Diego Colombo, anche lui ammiraglio e viceré, visse per 15 anni nel primo palazzo fortificato delle Americhe, con la moglie Maria Álvarez de Toledo ei loro quattro figli. La abitò fino a poco prima della sua morte prematura, in Spagna, nel 1526.
Alla fine del 1955° secolo, il maestoso castello da lui fatto costruire era già in rovina. Si dice che venne usato come recinto. Alla fine del XNUMX, le autorità dominicane lo ricostruirono.
Lo trasformarono in un museo, uno dei più ricercati di Santo Domingo, anche solo all'esterno e dopo che aveva già chiuso.
La sua illuminazione artificiale giallastra genera ombre ben definite a cui l'ampiezza della piazza concede lunghezze diverse, sagome modellabili che, per tutta la notte, ispirano selfie e piccole produzioni.
Cristoforo Colombo: scopritore delle Americhe, prigioniero ed eroe di Santo Domingo
La vicina fortezza di Ozama, il più antico forte europeo delle Americhe, proteggeva anni prima la fortezza di Diego Colombo, adattata al Cristoforo Colombo e anche la prigione in cui lo tenne la Corona Spagnola, risultato di successive denunce contro il suo governo tirannico e corrotto, in generale dannoso per la Spagna.
La storia ha sempre conservato, tuttavia, i suoi insondabili capricci. Nonostante le macchie etiche e morali che gli venivano segnalate, prevalse l'importanza della scoperta di Colombo.
Come abbiamo visto, la Repubblica Dominicana celebra Colombo con impegno e spesso.
Dalla sommità della fortezza di Ozama, distante ma ben evidenziata al di sopra della vegetazione ad est del fiume, rileviamo un altro monumento commemorativo, il Faro di Colombo, lungo 800 metri e alto 36.5 metri, l'opera più imponente in omaggio al navigatore.
Lì visitiamo le stanze a tema di ogni nazione e cultura nativa delle Americhe. Lì fummo sorpresi dallo sfarzo marmoreo della tomba in cui dovrebbero giacere le spoglie di Colombo.

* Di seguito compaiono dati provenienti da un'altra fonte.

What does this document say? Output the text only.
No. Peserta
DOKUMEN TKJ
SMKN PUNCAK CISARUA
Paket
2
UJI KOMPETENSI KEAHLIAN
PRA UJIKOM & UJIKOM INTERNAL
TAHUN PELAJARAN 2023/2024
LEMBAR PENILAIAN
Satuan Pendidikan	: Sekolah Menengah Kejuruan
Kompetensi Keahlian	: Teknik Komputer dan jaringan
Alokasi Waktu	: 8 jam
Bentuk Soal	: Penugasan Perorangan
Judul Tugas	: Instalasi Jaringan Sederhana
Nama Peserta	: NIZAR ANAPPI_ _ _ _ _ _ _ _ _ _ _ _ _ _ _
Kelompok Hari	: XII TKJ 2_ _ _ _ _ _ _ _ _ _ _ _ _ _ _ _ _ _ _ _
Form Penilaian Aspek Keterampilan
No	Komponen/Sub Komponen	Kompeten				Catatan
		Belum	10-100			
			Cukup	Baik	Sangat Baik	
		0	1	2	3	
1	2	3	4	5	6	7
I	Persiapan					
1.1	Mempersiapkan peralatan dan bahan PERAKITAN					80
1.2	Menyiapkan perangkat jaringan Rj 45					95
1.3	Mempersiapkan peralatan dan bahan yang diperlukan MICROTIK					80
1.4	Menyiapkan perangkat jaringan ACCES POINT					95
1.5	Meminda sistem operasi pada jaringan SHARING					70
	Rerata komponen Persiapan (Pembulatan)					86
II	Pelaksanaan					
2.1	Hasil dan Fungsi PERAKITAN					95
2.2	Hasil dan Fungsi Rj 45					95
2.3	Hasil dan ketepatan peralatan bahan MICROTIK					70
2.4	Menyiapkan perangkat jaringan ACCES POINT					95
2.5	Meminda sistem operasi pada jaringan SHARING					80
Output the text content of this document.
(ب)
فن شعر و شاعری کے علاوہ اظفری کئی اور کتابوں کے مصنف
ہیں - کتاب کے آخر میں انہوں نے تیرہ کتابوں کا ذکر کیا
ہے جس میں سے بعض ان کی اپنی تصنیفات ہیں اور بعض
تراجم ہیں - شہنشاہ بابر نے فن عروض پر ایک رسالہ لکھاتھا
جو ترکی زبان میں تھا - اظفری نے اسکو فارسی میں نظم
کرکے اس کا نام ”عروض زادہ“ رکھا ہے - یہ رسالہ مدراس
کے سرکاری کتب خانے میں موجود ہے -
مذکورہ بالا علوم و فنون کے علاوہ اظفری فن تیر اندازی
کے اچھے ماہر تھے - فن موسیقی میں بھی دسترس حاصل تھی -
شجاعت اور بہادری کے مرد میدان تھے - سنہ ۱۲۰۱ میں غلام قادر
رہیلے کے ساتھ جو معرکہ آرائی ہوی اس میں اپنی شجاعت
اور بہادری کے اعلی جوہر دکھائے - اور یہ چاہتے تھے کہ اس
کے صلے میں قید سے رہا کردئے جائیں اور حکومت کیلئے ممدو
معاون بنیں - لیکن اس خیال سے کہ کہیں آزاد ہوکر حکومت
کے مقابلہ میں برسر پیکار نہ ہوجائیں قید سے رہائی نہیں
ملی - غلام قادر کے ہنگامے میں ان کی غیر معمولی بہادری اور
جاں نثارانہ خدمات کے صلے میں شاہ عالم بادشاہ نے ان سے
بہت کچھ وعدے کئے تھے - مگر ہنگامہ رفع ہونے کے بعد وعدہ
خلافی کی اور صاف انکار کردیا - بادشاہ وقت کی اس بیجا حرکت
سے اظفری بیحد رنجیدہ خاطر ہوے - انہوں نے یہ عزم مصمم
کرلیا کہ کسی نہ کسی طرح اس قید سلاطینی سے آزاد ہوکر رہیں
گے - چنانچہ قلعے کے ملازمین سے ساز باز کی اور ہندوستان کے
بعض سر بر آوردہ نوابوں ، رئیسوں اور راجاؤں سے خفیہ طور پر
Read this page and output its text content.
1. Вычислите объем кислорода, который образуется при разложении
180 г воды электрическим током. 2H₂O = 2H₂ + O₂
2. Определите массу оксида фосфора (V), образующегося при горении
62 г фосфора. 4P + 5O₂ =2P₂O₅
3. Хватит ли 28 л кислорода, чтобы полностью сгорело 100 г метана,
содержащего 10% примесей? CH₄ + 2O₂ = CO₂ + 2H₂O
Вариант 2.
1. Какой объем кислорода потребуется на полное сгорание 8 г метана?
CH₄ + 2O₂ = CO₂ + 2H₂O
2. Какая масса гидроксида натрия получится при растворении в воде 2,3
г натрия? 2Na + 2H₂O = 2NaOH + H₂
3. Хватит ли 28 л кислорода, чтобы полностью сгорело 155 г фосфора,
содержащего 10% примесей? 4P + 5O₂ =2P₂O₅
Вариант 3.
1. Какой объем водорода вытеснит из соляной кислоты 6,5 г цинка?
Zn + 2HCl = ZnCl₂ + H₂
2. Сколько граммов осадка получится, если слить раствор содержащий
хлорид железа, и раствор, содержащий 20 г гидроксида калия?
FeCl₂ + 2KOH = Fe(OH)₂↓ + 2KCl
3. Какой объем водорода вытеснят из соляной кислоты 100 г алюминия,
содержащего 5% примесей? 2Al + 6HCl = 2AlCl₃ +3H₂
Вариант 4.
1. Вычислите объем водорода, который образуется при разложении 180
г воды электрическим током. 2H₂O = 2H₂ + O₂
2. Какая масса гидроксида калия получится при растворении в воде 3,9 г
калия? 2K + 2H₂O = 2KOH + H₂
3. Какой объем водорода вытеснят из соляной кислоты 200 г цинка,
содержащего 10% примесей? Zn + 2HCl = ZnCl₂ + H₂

Oggi si sa che, dopo la sua morte, lo scopritore avrebbe viaggiato quasi quanto in vita, ma, almeno in parte, le sue spoglie rimangono nella Cattedrale di Siviglia.
All'interno del vasto ambito coloniale, questo argomento è, infatti, uno dei più controversi.
A differenza dello spirito pionieristico e dell'antichità coloniale di Santo Domingo, entrambi sono inconfondibili.